- Born: February 20, 1969 (age 57) Schenectady, New York
- Education: Princeton University, BA, 1990 Emory University School of Medicine, MD, 1996 Columbia University Mailman School of Public Health, MPH, 2001
- Scientific career
- Fields: Internal Medicine
- Workplaces: Emory University School of Medicine University of Pennsylvania Morehouse School of Medicine

= David Malebranche =

American physician

David J. Malebranche (born February 20, 1969) is an American internal medicine physician, researcher, and public health advocate who specializes in HIV/AIDS prevention and treatment.

==Early life and education==
Malebranche was born in Schenectady, New York to Roger and Donna Malebranche. He is a first-generation Haitian-American and his mother is European-American. His father, a surgeon, was born in Anse-à-Veau, Haiti and came to the United States in 1961.

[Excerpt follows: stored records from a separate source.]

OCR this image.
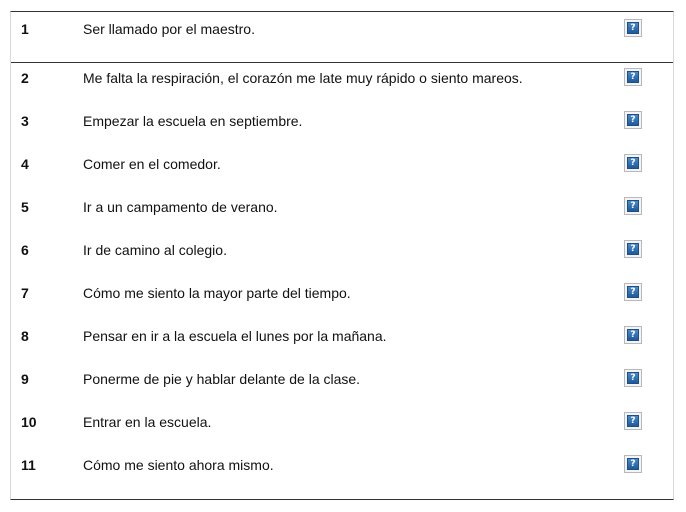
1	Ser llamado por el maestro.	?
2	Me falta la respiración, el corazón me late muy rápido o siento mareos.	?
3	Empezar la escuela en septiembre.	?
4	Comer en el comedor.	?
5	Ir a un campamento de verano.	?
6	Ir de camino al colegio.	?
7	Cómo me siento la mayor parte del tiempo.	?
8	Pensar en ir a la escuela el lunes por la mañana.	?
9	Ponerme de pie y hablar delante de la clase.	?
10	Entrar en la escuela.	?
11	Cómo me siento ahora mismo.	?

Malebranche received a bachelor's degree in English from Princeton University in 1990 and a medical degree from Emory University School of Medicine in 1996. He completed residencies at New York-Presbyterian Hospital and at the New York City Department of Health and Mental Hygiene, during which time he earned a master's degree from Columbia University Mailman School of Public Health.

==Career==
In 2001, Malebranche was appointed to the faculty of Emory University School of Medicine, where he served as an associate professor in the Department of Medicine until 2012. From 2012 to 2015, he was a primary care physician for the University of Pennsylvania Student Health Center in Philadelphia, Pennsylvania. He returned to Georgia in 2015 to work for WellStar Health System as the infirmary physician for the Cobb County Adult Detention Center in Marietta, Georgia. In 2017, he joined the faculty of Morehouse School of Medicine in Atlanta as an associate professor of medicine and medical director of student and employee health.

Malebranche has published articles in medical and public health journals on the topic of HIV in the Black community, an area of expertise which he has discussed in documentaries, news interviews, speeches, and educational programming. He contributed an essay to Family Affair: What It Means To Be African American Today, a 2009 anthology edited by Gil Robertson IV. In 2015, he published Standing on His Shoulders, a memoir about life lessons he learned from his father.